Enrollment still in decline in Rocky Mountain school district

The student population in School District 6 declined once again this year, but superintendent Paul Carriere says the drop is not as steep as it has been in previous years — or as the district initially projected coming into the 2011-12 school year.

The student population in School District 6 declined once again this year, but superintendent Paul Carriere says the drop is not as steep as it has been in previous years — or as the district initially projected coming into the 2011-12 school year.

According to a report prepared for the Rocky Mountain board, SD6 initially expected a loss of 61.5 FTE (short for full-time equivalent — which doesn’t necessarily correspond to the specific number of students not returning to the district) in the Windermere zone.

But in the first weeks of school, Carriere says that number has improved substantially.

“We were anticipating a decline of around 120 FTE, and it looks like we’ll actually experience a decline of somewhere around 61,” he said, adding many of the extra students have come into the district at the secondary level.

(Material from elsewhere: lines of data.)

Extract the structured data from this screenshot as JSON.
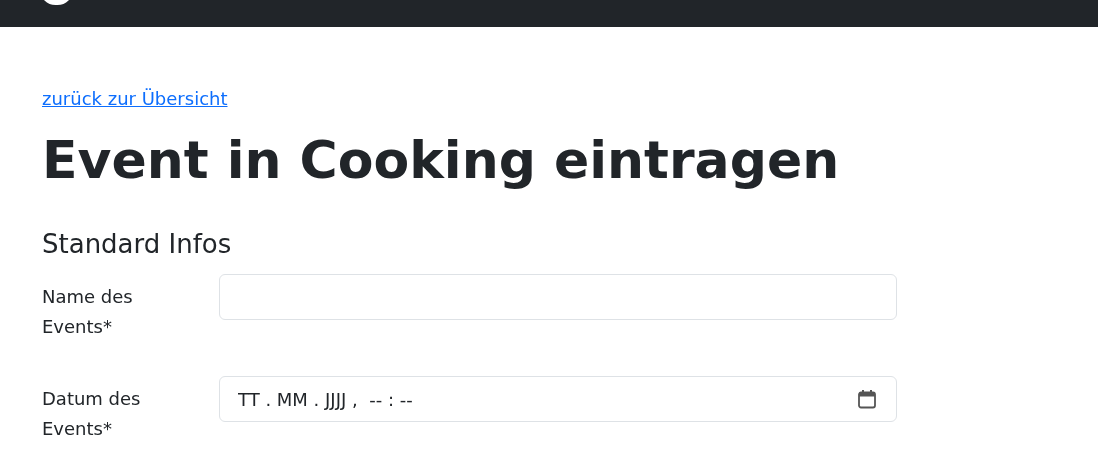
{
  "back_link": "zurück zur Übersicht",
  "title": "Event in Cooking eintragen",
  "section": "Standard Infos",
  "fields": [
    {
      "kind": "text",
      "label": "Name des Events*"
    },
    {
      "kind": "datetime",
      "label": "Datum des Events*",
      "placeholder": "TT . MM . JJJJ ,  -- : --"
    }
  ]
}
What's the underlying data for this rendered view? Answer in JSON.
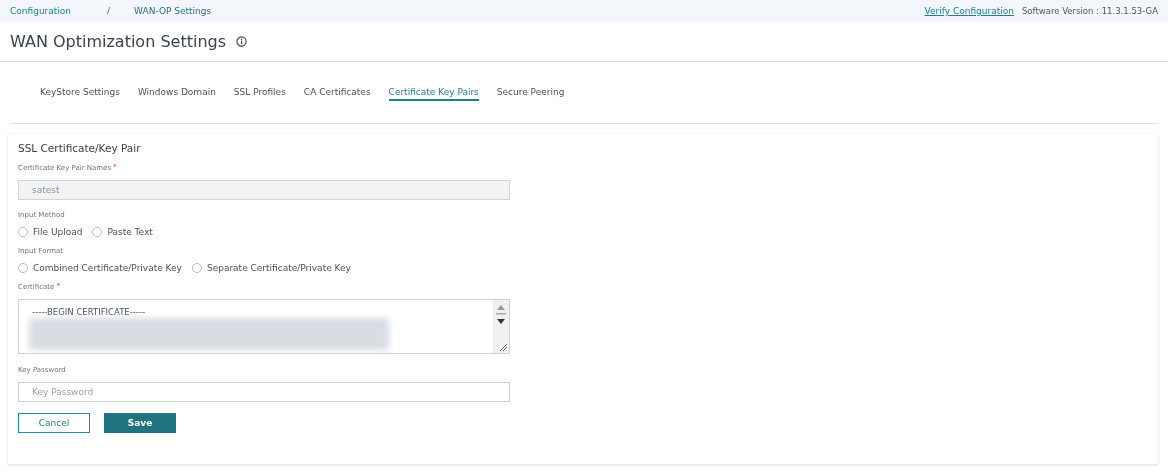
{
  "breadcrumb": [
    {
      "label": "Configuration"
    },
    {
      "label": "WAN-OP Settings"
    }
  ],
  "breadcrumb_separator": "/",
  "header_links": {
    "verify": "Verify Configuration",
    "version": "Software Version :  11.3.1.53-GA"
  },
  "page_title": "WAN Optimization Settings",
  "tabs": [
    {
      "label": "KeyStore Settings",
      "selected": false
    },
    {
      "label": "Windows Domain",
      "selected": false
    },
    {
      "label": "SSL Profiles",
      "selected": false
    },
    {
      "label": "CA Certificates",
      "selected": false
    },
    {
      "label": "Certificate Key Pairs",
      "selected": true
    },
    {
      "label": "Secure Peering",
      "selected": false
    }
  ],
  "form": {
    "title": "SSL Certificate/Key Pair",
    "name_field": {
      "label": "Certificate Key Pair Names",
      "required_mark": "*",
      "value": "satest",
      "disabled": true
    },
    "input_method": {
      "label": "Input Method",
      "options": [
        {
          "label": "File Upload",
          "selected": false
        },
        {
          "label": "Paste Text",
          "selected": false
        }
      ]
    },
    "input_format": {
      "label": "Input Format",
      "options": [
        {
          "label": "Combined Certificate/Private Key",
          "selected": false
        },
        {
          "label": "Separate Certificate/Private Key",
          "selected": false
        }
      ]
    },
    "certificate": {
      "label": "Certificate",
      "required_mark": "*",
      "value": "-----BEGIN CERTIFICATE-----"
    },
    "key_password": {
      "label": "Key Password",
      "placeholder": "Key Password"
    },
    "buttons": [
      {
        "label": "Cancel",
        "kind": "secondary"
      },
      {
        "label": "Save",
        "kind": "primary"
      }
    ]
  }
}
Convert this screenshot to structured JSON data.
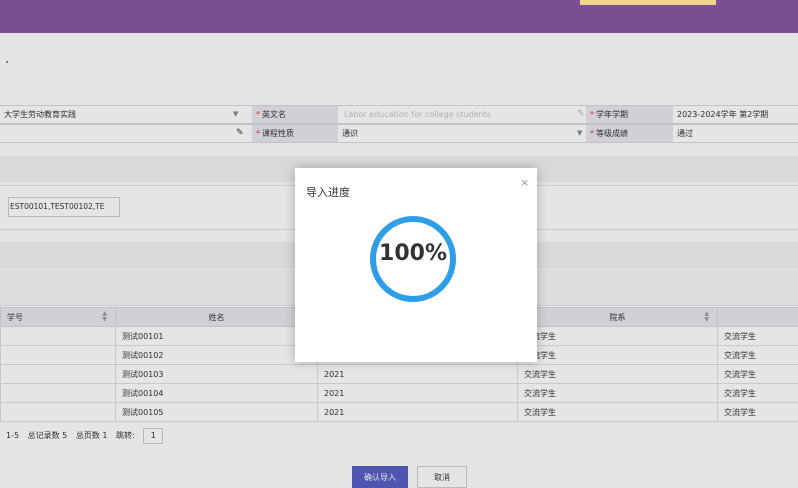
{
  "colors": {
    "header": "#7a4f92",
    "header_accent": "#f1d38a",
    "label_bg": "#ebe7ef",
    "required": "#e0403a",
    "primary_button": "#5b5fc7",
    "progress_ring": "#2f9ee9"
  },
  "form": {
    "row1": {
      "course_value": "大学生劳动教育实践",
      "english_label": "英文名",
      "english_placeholder": "Labor education for college students",
      "term_label": "学年学期",
      "term_value": "2023-2024学年 第2学期"
    },
    "row2": {
      "nature_label": "课程性质",
      "nature_value": "通识",
      "grade_label": "等级成绩",
      "grade_value": "通过"
    }
  },
  "student_ids": "EST00101,TEST00102,TE",
  "table": {
    "headers": [
      "学号",
      "姓名",
      "",
      "院系",
      ""
    ],
    "rows": [
      {
        "name": "测试00101",
        "year": "",
        "type": "交流学生",
        "last": "交流学生"
      },
      {
        "name": "测试00102",
        "year": "",
        "type": "交流学生",
        "last": "交流学生"
      },
      {
        "name": "测试00103",
        "year": "2021",
        "type": "交流学生",
        "last": "交流学生"
      },
      {
        "name": "测试00104",
        "year": "2021",
        "type": "交流学生",
        "last": "交流学生"
      },
      {
        "name": "测试00105",
        "year": "2021",
        "type": "交流学生",
        "last": "交流学生"
      }
    ]
  },
  "pager": {
    "range": "1-5",
    "total_records": "总记录数 5",
    "total_pages": "总页数 1",
    "jump_label": "跳转:",
    "jump_value": "1"
  },
  "buttons": {
    "confirm": "确认导入",
    "cancel": "取消"
  },
  "modal": {
    "title": "导入进度",
    "close": "×",
    "progress_text": "100%",
    "progress_value": 1.0
  },
  "icons": {
    "dropdown": "caret-down-icon",
    "edit": "pencil-icon",
    "sort": "sort-icon",
    "close": "close-icon"
  }
}
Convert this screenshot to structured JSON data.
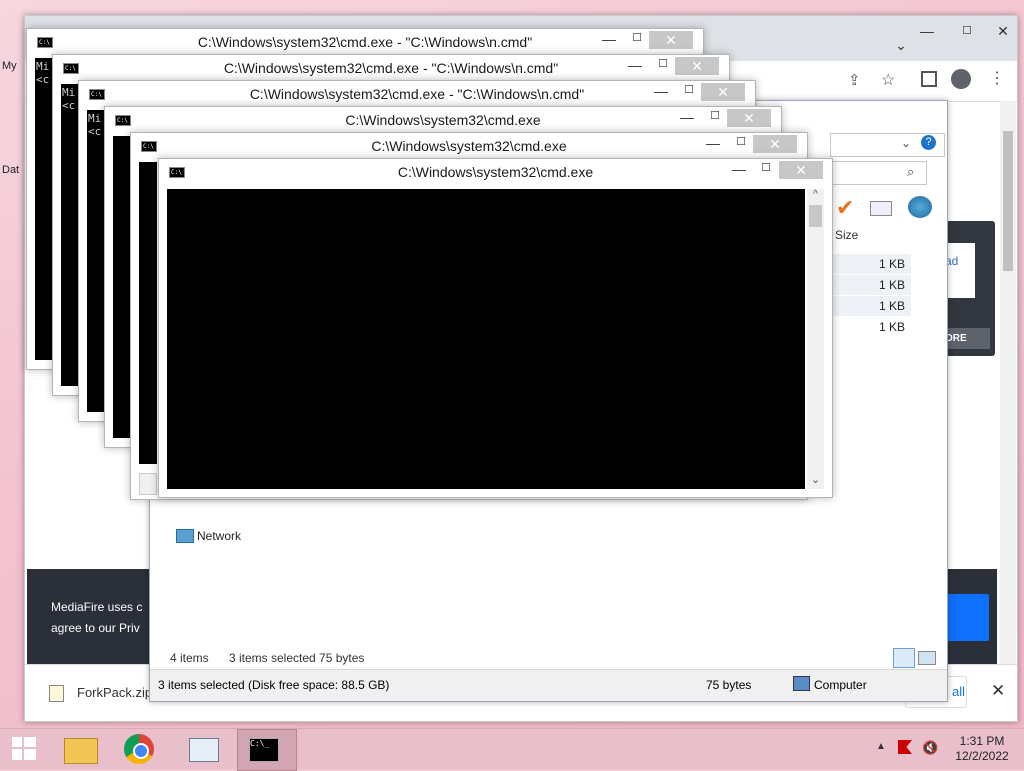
{
  "desktop": {
    "icons": [
      {
        "label": "My"
      },
      {
        "label": "Dat"
      }
    ]
  },
  "browser": {
    "banner_line1": "MediaFire uses c",
    "banner_line2": "agree to our Priv",
    "side_link": "ad",
    "side_button": "ORE",
    "download_file": "ForkPack.zip",
    "show_all": "all"
  },
  "explorer": {
    "column_size": "Size",
    "rows": [
      "1 KB",
      "1 KB",
      "1 KB",
      "1 KB"
    ],
    "nav_network": "Network",
    "items_count": "4 items",
    "items_selected": "3 items selected  75 bytes",
    "status_selected": "3 items selected (Disk free space: 88.5 GB)",
    "status_size": "75 bytes",
    "status_location": "Computer"
  },
  "cmd_windows": [
    {
      "title": "C:\\Windows\\system32\\cmd.exe - \"C:\\Windows\\n.cmd\"",
      "text": "Mi\n<c"
    },
    {
      "title": "C:\\Windows\\system32\\cmd.exe - \"C:\\Windows\\n.cmd\"",
      "text": "Mi\n<c"
    },
    {
      "title": "C:\\Windows\\system32\\cmd.exe - \"C:\\Windows\\n.cmd\"",
      "text": "Mi\n<c"
    },
    {
      "title": "C:\\Windows\\system32\\cmd.exe",
      "text": ""
    },
    {
      "title": "C:\\Windows\\system32\\cmd.exe",
      "text": ""
    },
    {
      "title": "C:\\Windows\\system32\\cmd.exe",
      "text": ""
    }
  ],
  "window_controls": {
    "minimize": "—",
    "maximize": "☐",
    "close": "✕"
  },
  "taskbar": {
    "time": "1:31 PM",
    "date": "12/2/2022"
  }
}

Student numbers in the Windermere zone also got a boost from new full-day kindergarten programs. Though full day kindergarten rolled out in Kimberley and Golden in 2010, this is the first year it was offered in valley schools.

“Full day kindergarten in the Windermere zone prevented the enrollment decline from being as steep,” Carriere says.

“Enrollment is better than it would have been, certainly, if we hadn’t had full day Kindergarten in the zone this year.”

While a smaller number of students means less funding for the district, Carriere says the decline doesn’t necessarily mean the district has to begin scaling back its programs.

“When enrollment goes down we receive less funding for those students, but we have fewer students that we need to provide programs for, so it’s mitigated,” he says.

“We might not be offering a class because we have fewer students. In terms of the overall position of the district, it’s not as simple as our classes remaining where they were.”

Carriere says the district is also expecting its decade-long enrollment decline to come to an end in the near future.

He predicts the decline should level off by 2014, with numbers increasing in the years beyond.

In one portion of the district, numbers have already jumped up slightly this year.

While FTE in the Windermere and Golden zones went down, Kimberley’s FTE is about 20.5 higher than last year.